Разговорных стоял, не решаясь протянуть руку за заветным билетиком с цифрой «восемь». Не ожидал он такого поворта. Да и никто, пожалуй, из покосников не думал, что все так обернется. Вот Матвей Куркин, уверенный в себе балагур и весельчак, переминается с ноги на ногу, в глазах не то обида, не то тоска: помогал, столько дней старался для бабенки солдатки, а она отдает свое сено совсем чужому человеку.

— Берн, Михаил Петрович, — насильно положила Соля бумажный скатыш в карман куртки Разговорных.

— Дак как же… — разводил руками Михаил Петрович, все еще не понимая действий Соли. — Это сено ведь! Целый воз…

— Дождь снова катится, — сказала Соля. — Поехали…

— Спасибо этому дому, едем к другому, — подвел черту покосу Матвей Куркин и добавил: — Значит, так: час на баню, час на матаню — завтра всем на службу! — Так сказал, словно он уже был начальником районной почты.

«И впрямь получится из него начальник», — подумала Соля.

— Матвей, ты не обидишься… Не обижайся, пожалуйста… Из тебя и на самом деле тодельный начальничек может получиться.

— Ой, Солька, твоими устами да мед бы пить. Сбудутся слова, возьму в первые заместители.

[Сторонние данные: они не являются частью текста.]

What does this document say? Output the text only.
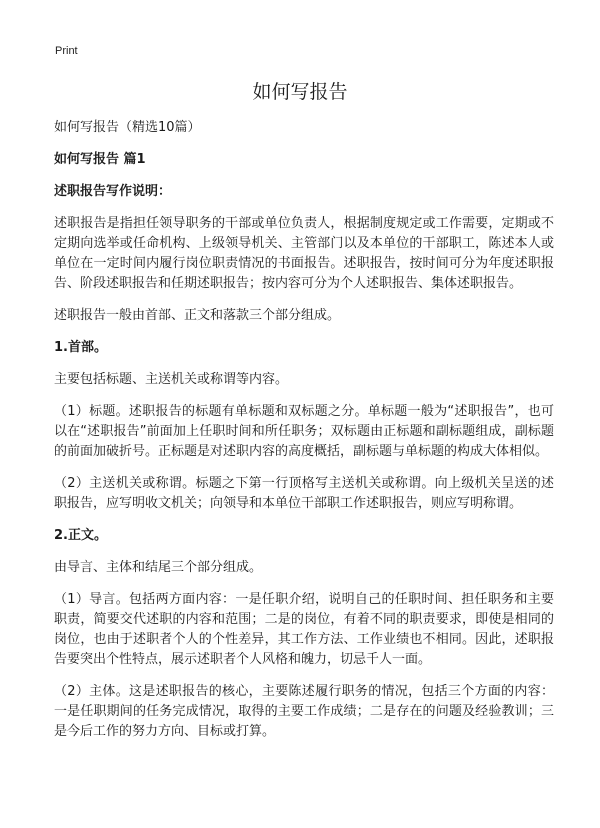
Print
如何写报告

如何写报告（精选10篇）

如何写报告 篇1

述职报告写作说明：

述职报告是指担任领导职务的干部或单位负责人，根据制度规定或工作需要，定期或不定期向选举或任命机构、上级领导机关、主管部门以及本单位的干部职工，陈述本人或单位在一定时间内履行岗位职责情况的书面报告。述职报告，按时间可分为年度述职报告、阶段述职报告和任期述职报告；按内容可分为个人述职报告、集体述职报告。

述职报告一般由首部、正文和落款三个部分组成。

1.首部。

主要包括标题、主送机关或称谓等内容。

（1）标题。述职报告的标题有单标题和双标题之分。单标题一般为“述职报告”，也可以在“述职报告”前面加上任职时间和所任职务；双标题由正标题和副标题组成，副标题的前面加破折号。正标题是对述职内容的高度概括，副标题与单标题的构成大体相似。

（2）主送机关或称谓。标题之下第一行顶格写主送机关或称谓。向上级机关呈送的述职报告，应写明收文机关；向领导和本单位干部职工作述职报告，则应写明称谓。

2.正文。

由导言、主体和结尾三个部分组成。

（1）导言。包括两方面内容：一是任职介绍，说明自己的任职时间、担任职务和主要职责，简要交代述职的内容和范围；二是的岗位，有着不同的职责要求，即使是相同的岗位，也由于述职者个人的个性差异，其工作方法、工作业绩也不相同。因此，述职报告要突出个性特点，展示述职者个人风格和魄力，切忌千人一面。

（2）主体。这是述职报告的核心，主要陈述履行职务的情况，包括三个方面的内容：一是任职期间的任务完成情况，取得的主要工作成绩；二是存在的问题及经验教训；三是今后工作的努力方向、目标或打算。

— А жена? Что скажет она? — не осталась в долгу Соля. От шуток да прибауток и тяжесть покосная не так ощутима.

— Гуте тоже подыщу стул. Ну, к примеру, личным, то есть по-научному — персональным водителем. Гутя с детства бредит баранкой. А судьба вот приставила к лошадям да быкам и не дает ходу вверх, к шоферской профессии. Прям спит и видит себя шоферкой. Я и так и сяк отговаривал, нет — спит и видит… Ну че с толкушкой поделашь. При автороте районной курсы организуются, придется отпустить, не даст она мне житья.

— Ты-то отпустишь, а колхоз? В колхозе каждые руки на великом счету.

— Об этом пускай у Пим Пимыча голова болит. Крайне, сам за супружницу пойду минимум по трудодням выполнять.

— Любишь ты ее, ой как любишь, — тихо вздохнула Соля.

— А то нет?! — удивился Матвей. — На фронте чуть от боя голова свободна, только о доме и думаешь. Прямо видения какие-то… И явь и сон, сам черт не разберет, все вместе…

Потом вдруг задумался, грустно произнес, совсем не обращая своих слов к Соле;

— Я-то люблю… А вот с ней что-то сдековалось. Будто какая пружина лопнула самая важная… А какая, знатье бы, достал, из-под земли достал да заменил… Уходит она от меня.

— Как «уходит»? Матвей, ты в своем уме?

— То-то и оно, что в своем.

— К кому уходит?

— Пока ни к кому. Просто уходит. От меня… все дальше и дальше. Что ни день, то больше чужины между нами.

— Ну-у-у, затосковал карась, что в сеть попал вчерась. Гутя — справная бабенка.

— Это есть, это при ней, не отнимешь.

— А я думала, хоть у вас все хорошо. Что счастливые вы, воркуете ровно голубки. Живете играючи… Чего еще надо по нынешним временам?

— Любовь.

— Любовь, любовь! Заладил, как сорока на коле. Когда женились, была она, любовь-то?

— Была. Война все порушила. Война…

Узлы и сенокосную утварь Матвей ловко пристроил в кузов. Сам сел к кабинке, чтобы меньше трясло на лесных колдобинах, Соле указал на место рядышком:

— Садись, соседка…

Соля заметила в его голосе грусть.

— Никак, тоскуешь, что покос кончился? — спросила с вызовом.

— Есть маненько…

— «Маненько», — совсем по-детски передразнила Соля. — Дров-то в моей ограде ни полена. И деляну почте не скоро выделят. Придется собирать по старым вырубкам, по оборкам.